Lynette Yiadom-Boakye
The gallery handles, acquires and advises on works by Lynette Yiadom-Boakye. For more information or the availability of work, please contact the gallery.
Lynette Yiadom-Boakye (b. 1977)
Yiadom-Boakye began to receive widespread critical recognition from 2010 onwards. After graduating from the MA course at the Royal Academy Schools in 2003, she was included in an exhibition of upcoming British artists organised by Charles Saatchi, Newspeak: British Art Now, which was held in Moscow and London in 2009–10. She then held exhibitions at The Studio Museum in Harlem, New York, and Stevenson Gallery, Cape Town, before Corvi-Mora Gallery in London came to represent her. She held her first solo exhibition there in 2011 and has exhibited there regularly ever since. She was nominated for the Turner Prize 2013, which was followed the next year by the first monograph about her (Prestel).
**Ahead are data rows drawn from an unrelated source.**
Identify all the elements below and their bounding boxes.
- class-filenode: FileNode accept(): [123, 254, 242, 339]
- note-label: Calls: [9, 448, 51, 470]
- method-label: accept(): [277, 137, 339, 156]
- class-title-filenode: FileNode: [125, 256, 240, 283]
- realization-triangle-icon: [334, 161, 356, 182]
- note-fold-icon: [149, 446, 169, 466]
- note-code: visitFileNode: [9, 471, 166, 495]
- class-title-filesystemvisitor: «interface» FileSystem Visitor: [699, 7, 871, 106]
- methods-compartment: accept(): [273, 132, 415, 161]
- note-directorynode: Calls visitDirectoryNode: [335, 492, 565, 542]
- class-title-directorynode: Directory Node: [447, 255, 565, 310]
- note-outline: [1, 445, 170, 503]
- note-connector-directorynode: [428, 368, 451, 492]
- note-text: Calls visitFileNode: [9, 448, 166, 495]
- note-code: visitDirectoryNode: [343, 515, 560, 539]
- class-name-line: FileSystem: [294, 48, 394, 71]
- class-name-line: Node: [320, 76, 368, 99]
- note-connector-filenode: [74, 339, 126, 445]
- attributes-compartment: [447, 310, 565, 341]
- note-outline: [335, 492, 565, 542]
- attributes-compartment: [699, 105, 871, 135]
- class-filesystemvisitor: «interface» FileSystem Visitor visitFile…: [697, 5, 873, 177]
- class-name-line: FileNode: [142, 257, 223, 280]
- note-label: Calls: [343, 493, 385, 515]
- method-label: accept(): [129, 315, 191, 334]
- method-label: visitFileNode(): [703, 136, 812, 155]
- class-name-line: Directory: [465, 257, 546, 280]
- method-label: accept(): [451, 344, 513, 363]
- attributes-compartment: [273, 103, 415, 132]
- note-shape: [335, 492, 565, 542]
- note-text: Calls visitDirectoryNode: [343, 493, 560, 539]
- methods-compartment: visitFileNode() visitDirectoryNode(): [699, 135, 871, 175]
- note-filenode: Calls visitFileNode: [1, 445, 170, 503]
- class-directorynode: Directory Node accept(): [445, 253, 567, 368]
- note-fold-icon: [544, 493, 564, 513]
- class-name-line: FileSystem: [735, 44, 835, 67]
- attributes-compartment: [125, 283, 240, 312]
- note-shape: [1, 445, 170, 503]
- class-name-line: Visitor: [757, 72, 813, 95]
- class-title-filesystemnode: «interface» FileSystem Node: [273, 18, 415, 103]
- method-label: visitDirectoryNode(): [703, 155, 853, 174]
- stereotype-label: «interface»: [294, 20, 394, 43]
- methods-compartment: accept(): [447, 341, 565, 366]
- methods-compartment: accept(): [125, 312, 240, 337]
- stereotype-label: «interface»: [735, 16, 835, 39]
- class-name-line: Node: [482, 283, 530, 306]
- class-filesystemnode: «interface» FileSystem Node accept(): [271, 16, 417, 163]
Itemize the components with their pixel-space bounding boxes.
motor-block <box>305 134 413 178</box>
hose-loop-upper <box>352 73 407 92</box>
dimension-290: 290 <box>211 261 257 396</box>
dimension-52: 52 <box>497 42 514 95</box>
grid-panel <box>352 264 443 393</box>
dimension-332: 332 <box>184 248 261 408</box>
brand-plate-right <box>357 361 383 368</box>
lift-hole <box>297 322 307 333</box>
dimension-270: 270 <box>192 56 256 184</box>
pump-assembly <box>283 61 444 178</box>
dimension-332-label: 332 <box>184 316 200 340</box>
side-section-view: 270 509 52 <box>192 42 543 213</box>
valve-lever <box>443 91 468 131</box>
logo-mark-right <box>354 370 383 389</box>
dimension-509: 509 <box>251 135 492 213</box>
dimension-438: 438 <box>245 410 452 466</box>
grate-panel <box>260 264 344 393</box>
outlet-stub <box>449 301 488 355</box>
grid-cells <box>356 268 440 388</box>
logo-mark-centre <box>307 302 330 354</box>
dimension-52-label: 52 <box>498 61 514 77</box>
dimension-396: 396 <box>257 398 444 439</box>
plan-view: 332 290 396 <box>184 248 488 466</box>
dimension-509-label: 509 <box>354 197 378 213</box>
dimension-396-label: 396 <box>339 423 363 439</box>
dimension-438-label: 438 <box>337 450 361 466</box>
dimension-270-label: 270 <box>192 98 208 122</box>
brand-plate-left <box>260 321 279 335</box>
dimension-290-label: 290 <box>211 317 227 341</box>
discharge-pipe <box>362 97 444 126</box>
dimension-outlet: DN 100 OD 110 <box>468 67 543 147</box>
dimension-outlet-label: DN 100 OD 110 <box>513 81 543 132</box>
Her work has been included in many thematic museum exhibitions including All Too Human at Tate Britain in 2018, which set her work in a lineage of painting that started with Walter Sickert and included Francis Bacon, Lucian Freud, Frank Auerbach and others. Yiadom-Boakye’s place amongst the most successful contemporary painters of her generation was cemented in 2020–22 when a retrospective exhibition of her work toured to Tate Britain in London, Moderna Museet in Stockholm, Kunstsammlung Nordrhein-Westfalen in Düsseldorf, and Mudam Luxembourg in Luxembourg.
To date, her pictures have represented only black figures, and through her work she responds to the historic underrepresentation of black people in Western painting. When asked about the relationship between racial politics and the content of her work, she has stated that ‘I’ve never distinguished my politics from my life. It's in the fabric of what I'm doing.’